Search code examples
pythonlistparsingmarkdown

How can a Markdown list be parsed to a dictionary in Python?


I have list such as the following:

- launchers
   - say hello
      - command: echo "hello" | festival --tts
      - icon: sayHello.png
   - say world
      - command: echo "world" | festival --tts
      - icon: sayWorld.png
   - wait
      - command: for ((x = 0; x < 10; ++x)); do :; done
      - icon: wait.png

I would like to parse it to a dictionary like the following:

{
    "launchers": {
        "say hello": {
            "command": "echo \"hello\" | festival --tts",
            "icon": "sayHello.png"
        }
        "say world": {
            "command": "echo \"world\" | festival --tts",
            "icon": "sayWorld.png"
        }
        "wait": {
            "command": "for ((x = 0; x < 10; ++x)); do :; done",
            "icon": "wait.png"
        }
    }
}

I've started on some very manual code that counts leading spaces (e.g. len(line.rstrip()) - len(line.rstrip().lstrip())), but I'm wondering if there is a more sensible way of approaching this. I am aware that JSON can be imported into Python, but this doesn't suit my purposes. So, how can a Markdown list in a file be parsed to a dictionary in Python? Is there an efficient way of doing this?

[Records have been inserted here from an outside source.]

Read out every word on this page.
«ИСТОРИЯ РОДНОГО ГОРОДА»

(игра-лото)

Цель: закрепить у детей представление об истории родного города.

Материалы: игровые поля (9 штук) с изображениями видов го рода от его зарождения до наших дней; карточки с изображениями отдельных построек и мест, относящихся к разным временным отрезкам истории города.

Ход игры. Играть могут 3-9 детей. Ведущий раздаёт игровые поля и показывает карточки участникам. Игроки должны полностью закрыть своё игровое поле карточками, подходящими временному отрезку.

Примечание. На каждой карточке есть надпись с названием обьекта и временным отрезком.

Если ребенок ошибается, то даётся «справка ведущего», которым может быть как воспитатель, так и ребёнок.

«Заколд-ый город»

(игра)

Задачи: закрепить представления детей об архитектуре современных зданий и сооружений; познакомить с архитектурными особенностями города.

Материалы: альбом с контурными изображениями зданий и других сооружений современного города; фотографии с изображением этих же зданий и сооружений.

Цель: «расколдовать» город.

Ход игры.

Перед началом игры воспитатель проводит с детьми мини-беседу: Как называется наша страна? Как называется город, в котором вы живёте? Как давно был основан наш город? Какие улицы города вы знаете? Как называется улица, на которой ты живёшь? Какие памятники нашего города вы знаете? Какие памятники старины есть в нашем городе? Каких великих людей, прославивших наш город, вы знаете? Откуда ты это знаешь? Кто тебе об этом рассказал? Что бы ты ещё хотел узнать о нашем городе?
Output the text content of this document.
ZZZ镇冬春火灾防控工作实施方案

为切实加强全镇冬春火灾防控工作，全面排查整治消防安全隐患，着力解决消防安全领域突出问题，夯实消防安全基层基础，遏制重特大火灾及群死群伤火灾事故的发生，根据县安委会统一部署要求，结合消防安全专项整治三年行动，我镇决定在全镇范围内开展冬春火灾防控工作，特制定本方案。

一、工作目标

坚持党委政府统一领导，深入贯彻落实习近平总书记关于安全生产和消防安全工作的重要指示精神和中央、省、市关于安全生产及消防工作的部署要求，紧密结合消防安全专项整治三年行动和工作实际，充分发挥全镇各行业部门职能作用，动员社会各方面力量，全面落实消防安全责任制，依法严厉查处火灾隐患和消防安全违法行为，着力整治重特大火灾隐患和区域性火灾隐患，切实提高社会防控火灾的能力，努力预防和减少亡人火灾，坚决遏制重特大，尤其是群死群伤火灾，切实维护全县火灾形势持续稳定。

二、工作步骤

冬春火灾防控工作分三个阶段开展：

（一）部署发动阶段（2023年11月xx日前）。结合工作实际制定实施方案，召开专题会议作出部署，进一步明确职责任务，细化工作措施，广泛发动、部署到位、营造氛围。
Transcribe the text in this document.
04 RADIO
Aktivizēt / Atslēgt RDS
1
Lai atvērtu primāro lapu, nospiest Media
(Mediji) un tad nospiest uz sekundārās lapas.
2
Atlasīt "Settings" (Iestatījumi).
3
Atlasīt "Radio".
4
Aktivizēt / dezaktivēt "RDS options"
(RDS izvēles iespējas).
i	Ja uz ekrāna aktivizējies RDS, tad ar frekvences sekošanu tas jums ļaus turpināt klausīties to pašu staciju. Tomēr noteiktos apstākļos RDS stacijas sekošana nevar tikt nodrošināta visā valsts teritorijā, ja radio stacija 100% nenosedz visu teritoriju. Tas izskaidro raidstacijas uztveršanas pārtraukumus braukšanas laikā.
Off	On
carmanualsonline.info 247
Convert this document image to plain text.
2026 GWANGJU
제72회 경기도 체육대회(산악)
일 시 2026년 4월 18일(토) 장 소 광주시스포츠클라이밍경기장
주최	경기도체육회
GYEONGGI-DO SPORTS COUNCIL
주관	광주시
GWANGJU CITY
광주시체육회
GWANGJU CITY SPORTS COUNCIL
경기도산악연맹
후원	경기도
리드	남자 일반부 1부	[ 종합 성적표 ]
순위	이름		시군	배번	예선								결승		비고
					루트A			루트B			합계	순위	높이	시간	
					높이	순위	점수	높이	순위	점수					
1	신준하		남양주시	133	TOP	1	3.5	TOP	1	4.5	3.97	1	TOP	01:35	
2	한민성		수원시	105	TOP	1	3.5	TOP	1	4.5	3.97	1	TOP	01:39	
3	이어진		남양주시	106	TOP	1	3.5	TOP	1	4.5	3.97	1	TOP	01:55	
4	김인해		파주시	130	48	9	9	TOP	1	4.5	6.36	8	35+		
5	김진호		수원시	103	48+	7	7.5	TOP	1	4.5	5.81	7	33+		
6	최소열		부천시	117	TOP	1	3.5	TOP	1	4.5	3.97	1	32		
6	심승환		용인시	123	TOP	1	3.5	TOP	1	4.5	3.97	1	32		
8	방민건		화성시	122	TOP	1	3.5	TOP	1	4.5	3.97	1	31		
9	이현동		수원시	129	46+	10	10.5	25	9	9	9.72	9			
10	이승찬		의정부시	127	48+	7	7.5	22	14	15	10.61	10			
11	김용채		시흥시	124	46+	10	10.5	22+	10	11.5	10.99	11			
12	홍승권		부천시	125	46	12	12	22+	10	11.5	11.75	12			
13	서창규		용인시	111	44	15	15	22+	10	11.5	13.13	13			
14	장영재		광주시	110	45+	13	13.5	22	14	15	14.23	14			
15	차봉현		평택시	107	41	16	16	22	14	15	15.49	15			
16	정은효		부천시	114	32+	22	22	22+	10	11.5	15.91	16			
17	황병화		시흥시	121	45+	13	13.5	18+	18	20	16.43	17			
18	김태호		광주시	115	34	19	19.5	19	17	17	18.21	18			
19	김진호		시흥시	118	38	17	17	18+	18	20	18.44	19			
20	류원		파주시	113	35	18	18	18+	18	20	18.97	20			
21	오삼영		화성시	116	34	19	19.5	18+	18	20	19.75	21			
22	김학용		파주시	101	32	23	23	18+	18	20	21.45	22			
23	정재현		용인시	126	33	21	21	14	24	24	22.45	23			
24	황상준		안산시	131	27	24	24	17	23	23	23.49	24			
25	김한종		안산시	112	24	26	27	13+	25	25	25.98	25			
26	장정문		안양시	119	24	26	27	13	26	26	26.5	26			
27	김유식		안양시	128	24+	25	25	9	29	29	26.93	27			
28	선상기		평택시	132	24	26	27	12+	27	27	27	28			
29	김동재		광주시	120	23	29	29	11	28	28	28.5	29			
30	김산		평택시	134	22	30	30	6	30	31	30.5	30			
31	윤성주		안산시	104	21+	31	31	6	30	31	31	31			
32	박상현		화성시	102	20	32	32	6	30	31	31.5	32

Here's some basic code I'm playing with now:

for line in open("configuration.md", 'r'):
    indentation = len(line.rstrip()) - len(line.rstrip().lstrip())
    listItem = line.split('-')[1].strip()
    listItemSplit = listItem.split(':')
    key = listItemSplit[0].strip()
    if len(listItemSplit) == 2:
        value = listItemSplit[1].strip()
    else:
        value = ""
    print(indentation, key, value)

Solution

  • I'd assume a more rigid format and use a stack and a regular expression:

    import re    
    
    line = re.compile(r'( *)- ([^:\n]+)(?:: ([^\n]*))?\n?')
    depth = 0
    stack = [{}]
    for indent, name, value in line.findall(inputtext):
        indent = len(indent)
        if indent > depth:
            assert not stack[-1], 'unexpected indent'
        elif indent < depth:
            stack.pop()
        stack[-1][name] = value or {}
        if not value:
            # new branch
            stack.append(stack[-1][name])
        depth = indent
    
    result = stack[0]
    

    This produces:

    >>> import re
    >>> inputtext = '''\
    ... - launchers
    ...    - say hello
    ...       - command: echo "hello" | festival --tts
    ...       - icon: sayHello.png
    ...    - say world
    ...       - command: echo "world" | festival --tts
    ...       - icon: sayWorld.png
    ...    - wait
    ...       - command: for ((x = 0; x < 10; ++x)); do :; done
    ...       - icon: wait.png
    ... '''
    >>> line = re.compile(r'( *)- ([^:\n]+)(?:: ([^\n]*))?\n?')
    >>> depth = 0
    >>> stack = [{}]
    >>> for indent, name, value in line.findall(inputtext):
    ...     indent = len(indent)
    ...     if indent > depth:
    ...         assert not stack[-1], 'unexpected indent'
    ...     elif indent < depth:
    ...         stack.pop()
    ...     stack[-1][name] = value or {}
    ...     if not value:
    ...         # new branch
    ...         stack.append(stack[-1][name])
    ...     depth = indent
    ... 
    {'command': 'echo "hello" | festival --tts', 'icon': 'sayHello.png'}
    {'command': 'echo "world" | festival --tts', 'icon': 'sayWorld.png'}
    >>> result = stack[0]
    >>> from pprint import pprint
    >>> pprint(result)
    {'launchers': {'say hello': {'command': 'echo "hello" | festival --tts',
                                 'icon': 'sayHello.png'},
                   'say world': {'command': 'echo "world" | festival --tts',
                                 'icon': 'sayWorld.png'},
                   'wait': {'command': 'for ((x = 0; x < 10; ++x)); do :; done',
                            'icon': 'wait.png'}}}
    

    from your input text.